Initiales B.F. J'aime cette femme.
Une petite fille âgée, masculine et délicate.
<< En certains jours, j'éprouve l'horreur de ce qui est jusqu'à désirer la mort. Je sens jusqu'à la souffrance suraiguë la monotonie invariable des paysages, des figures et des pensées. La médiocrité de l'univers m'étonne et me révolte, la petitesse de toutes choses m'emplit de dégoût, la pauvreté des êtres humains m'anéantit.
En certains autres, au contraire, je jouis de tout à la façon d'un animal. Si mon esprit inquiet, tourmenté, hypertrophié par le travail, s'élance à des espérances qui ne sont point de notre race, et puis retombe dans le mépris de tout, après en avoir constaté le néant, mon corps de bête se grise de toutes les ivresses de la vie. J'aime le ciel comme un oiseau, les forêts comme un loup rôdeur, les rochers comme un chamois, l'herbe profonde pour m'y rouler, pour y courir comme un cheval et l'eau limpide pour y nager comme un poisson. Je sens frémir en moi quelque chose de toutes les espèces d'animaux, de tous les instincts, de tous les désirs confus des créatures inférieures. J'aime la terre comme elles et non comme vous, les hommes, je l'aime sans l'admirer, sans la poétiser, sans m'exalter. J'aime d'un amour bestial et profond, méprisable et sacré, tout ce qui vit, tout ce qui pousse, tout ce qu'on voit, car tout cela, laissant calme mon esprit, trouble mes yeux et mon c½ur, tout : les jours, les nuits, les fleuves, les mers, les tempêtes, les bois, les aurores, le regard et la chair des femmes.
La caresse de l'eau sur le sable des rives ou sur le granit des roches m'émeut et m'attendrit, et la joie qui m'envahit, quand je me sens poussé par le vent et porté par la vague, naît de ce que je me livre aux forces brutales et naturelles du monde, de ce que je retourne à la vie primitive.
Quand il fait beau comme aujourd'hui, j'ai dans les veines le sang des vieux faunes lascifs et vagabonds, je ne suis plus le frère des hommes, mais le frère de tous les êtres et de toutes les choses ! >>
Maupassant, Sur l'Eau
<< Il arrive un jour, voyez-vous, et il arrive de bonne heure pour beaucoup, où c'est fini de rire, comme on dit, parce que derrière tout ce qu'on regarde c'est la mort qu'on aperçoit.

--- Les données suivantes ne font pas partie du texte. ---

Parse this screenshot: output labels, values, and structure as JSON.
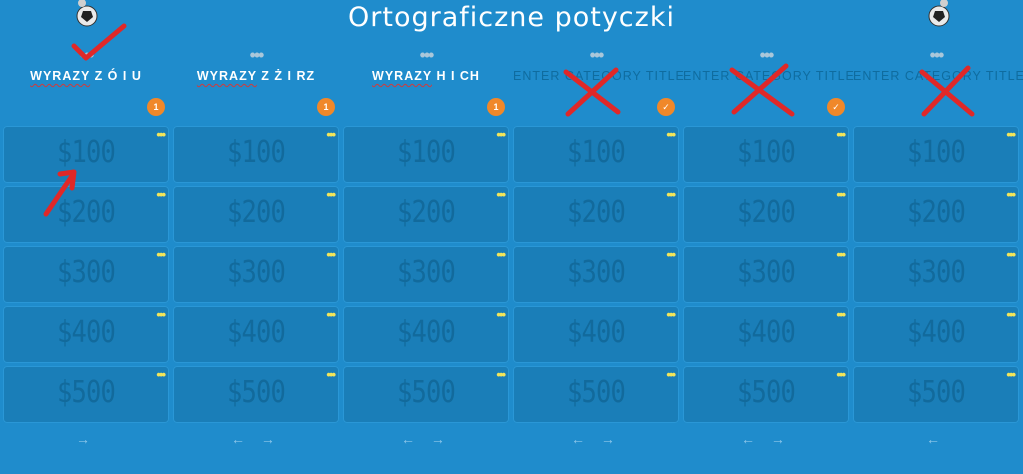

Oui, on le comprend tout d'un coup, on ne sait pas pourquoi ni à propos de quoi, et alors tout change d'aspect dans la vie. Moi, depuis quinze ans, je la sens qui me travaille comme si je portais en moi une bête rongeuse. Je l'aie sentie peu à peu, mois par mois, heure par heure, me dégrader ainsi qu'une maison qui s'écroule. Elle m'a défiguré si complètement que je ne me reconnais pas : je n'ai plus rien de moi, de moi l'homme radieux, frais et fort que j'étais à trente ans. Je l'aie vue teindre en blanc mes cheveux noirs, et avec quelle lenteur savante et méchante ! Elle m'a pris ma peau ferme, mes muscles, mes dents, tout mon corps de jadis, ne me laissant qu'une âme désespérée qu'elle m'enlèvera bientôt aussi.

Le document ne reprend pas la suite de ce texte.